A prose writer gets tired of writing prose, and wants to be a poet. So he begins every line with a capital letter, and keeps on writing prose. -Samuel McChord Crothers

I hope that's not all I was doing. I don't think so; poetry comes more naturally to me than most other writing. But I haven't written creatively in a while, no new poems or stories and it worries me. Granted, I have been in a sort of emotional cocoon. I am almost constantly in motion, from work to getting the kids to school, though I don't seem to accomplish much. The Christmas tree still needs to be undecorated, the ornaments put away for next year and the tree put out to recycling.

Honestly? I'm afraid to stop. For more than a year, I have been hard at work at changing the way I think (no victims live here anymore!), changing my relationships, changing my life. Having experienced at least periods of major depression for most of life, controlled now by meds, I have the fear that if I am still for too long, I won't even be able to get out of bed. There have been times when I was close, but never quite that bad. I can't have that, now, not with kids who depend on me.

I don't believe I'm close to that, not quite. Only, I'm so tired. All I really want is to regroup, but life keeps going, so I have to keep going, too. Maybe that's exactly what keeps the complete paralysis at bay. got used to it - to being everlastingly tightened up to face things, you see.
- Harriet Vane Wimsey, in Busman's Honeymoon (Dorothy L. Sayers)
The point to everything has been to create a life to live, not merely to bear. I think I'm getting there. In the meantime, I realized I never post poems or stories, or fragments of them. It was time to make that change; better to post things that aren't so good and get better than to hold off and never get there.

Friday, January 8, 2010


After the eleven or
twelve years together,
the end exposed a power
each had used
to hold on so long:
she to imagine
and he to pretend.

the second shortest poem I've ever written,
work property of the author

Friday, January 1, 2010

"I Wish You Were Still Married"

Today, as I dabbed on a little makeup in the bathroom and my 9-year-old Peanut sat in the tub, he pointed out to me that his dad loves me. "I wish you were still married," he told me.

"Why do you wish that?" I asked, as neutrally as possible.

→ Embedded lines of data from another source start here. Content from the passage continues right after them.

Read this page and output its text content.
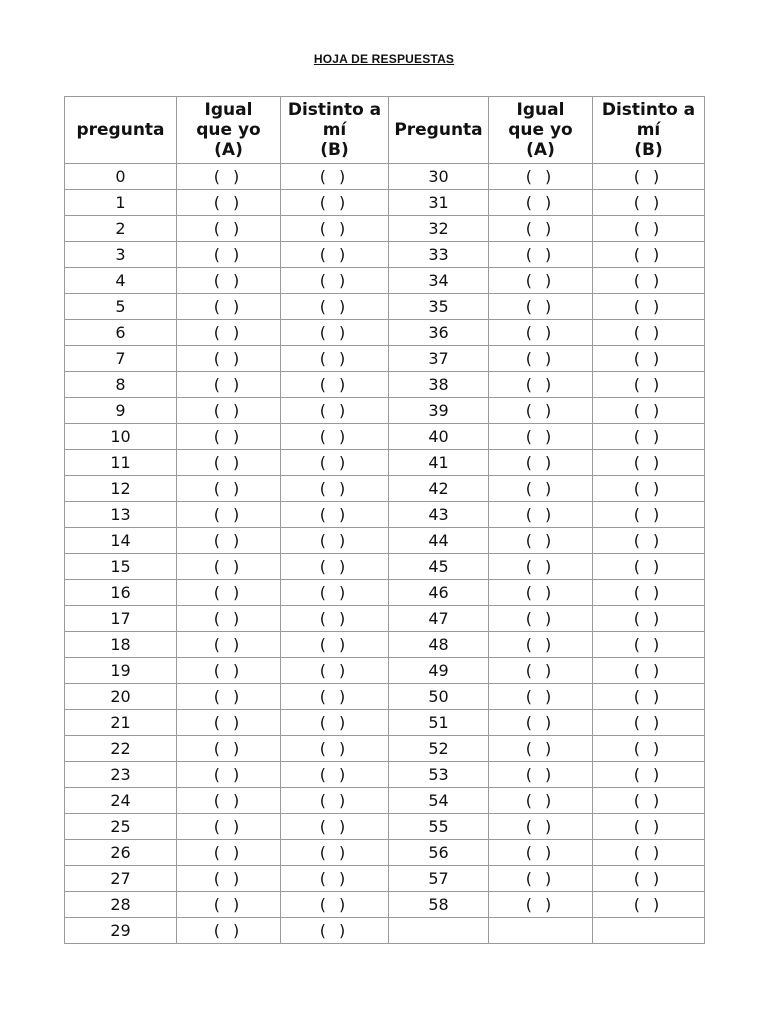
HOJA DE RESPUESTAS
pregunta	Igual
que yo
(A)	Distinto a
mí
(B)	Pregunta	Igual
que yo
(A)	Distinto a
mí
(B)

0	( )	( )	30	( )	( )
1	( )	( )	31	( )	( )
2	( )	( )	32	( )	( )
3	( )	( )	33	( )	( )
4	( )	( )	34	( )	( )
5	( )	( )	35	( )	( )
6	( )	( )	36	( )	( )
7	( )	( )	37	( )	( )
8	( )	( )	38	( )	( )
9	( )	( )	39	( )	( )
10	( )	( )	40	( )	( )
11	( )	( )	41	( )	( )
12	( )	( )	42	( )	( )
13	( )	( )	43	( )	( )
14	( )	( )	44	( )	( )
15	( )	( )	45	( )	( )
16	( )	( )	46	( )	( )
17	( )	( )	47	( )	( )
18	( )	( )	48	( )	( )
19	( )	( )	49	( )	( )
20	( )	( )	50	( )	( )
21	( )	( )	51	( )	( )
22	( )	( )	52	( )	( )
23	( )	( )	53	( )	( )
24	( )	( )	54	( )	( )
25	( )	( )	55	( )	( )
26	( )	( )	56	( )	( )
27	( )	( )	57	( )	( )
28	( )	( )	58	( )	( )
29	( )	( )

"Because he doesn't live with us anymore, and we used to do stuff together and it was fun." Peanut started. Really? I thought, is that how you remember it? By the last year we were together, it seemed to me that when Dad was off the couch and not stoned on pain meds, we were arguing. Or, I was taking the kids out to do things on my own. Granted, my own recollection might be biased, just like the Peanut's is biased, just in the opposite direction.

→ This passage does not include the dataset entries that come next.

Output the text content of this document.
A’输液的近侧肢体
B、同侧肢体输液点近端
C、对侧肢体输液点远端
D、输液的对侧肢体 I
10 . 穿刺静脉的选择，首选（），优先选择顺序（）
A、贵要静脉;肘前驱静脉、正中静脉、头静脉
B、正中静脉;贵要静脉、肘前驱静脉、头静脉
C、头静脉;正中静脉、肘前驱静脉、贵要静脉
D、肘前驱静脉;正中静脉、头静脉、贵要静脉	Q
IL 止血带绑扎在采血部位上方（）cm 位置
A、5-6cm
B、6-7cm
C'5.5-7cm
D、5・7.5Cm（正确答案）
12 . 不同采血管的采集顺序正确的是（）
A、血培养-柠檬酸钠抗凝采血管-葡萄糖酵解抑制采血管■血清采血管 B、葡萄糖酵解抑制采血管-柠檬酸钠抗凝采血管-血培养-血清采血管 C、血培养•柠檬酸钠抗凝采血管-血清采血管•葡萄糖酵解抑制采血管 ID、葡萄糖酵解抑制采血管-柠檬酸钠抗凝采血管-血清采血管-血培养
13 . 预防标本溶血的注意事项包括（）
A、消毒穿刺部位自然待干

"Besides," he added, "you told him about the divorce on a Sunday. You could have at least waited until Monday or something."

"Why would that be better?" I asked him.

"Because it was in church, where people get married."

Wow. That is a touch of irony that had not occurred to me, and I am surprised that Peanut thought of it. I explained that at church, where I had told my exhusband I wanted the divorce, the pastor and other people were there to offer friendship and support to him. Clearly I was not the person to offer anything.

What I did not tell our son is that at the time, given the mood swings and tension that were commonplace, I deliberately chose church as the setting, as a safe place. I anticipated yelling, probably throwing things, possibly even striking. I didn't really expect it to go that badly, but was prepared for the possibility. It was better all around to talk somewhere with people around, though we used the library for some privacy.

It caught me off guard when Peanut brought it up today. I hope I succeeded in acknowledging his feelings as valid and important. It was more difficult than I had ever imagined, not spelling out why the marriage ended, why I used a public place to protect myself from the yelling, belittling, dramatic outbursts that had become common. Let it be hard for him to understand, I thought, rather than understand too much. My life is healing, and the Peanut needs time for his idea of life and of family to recover.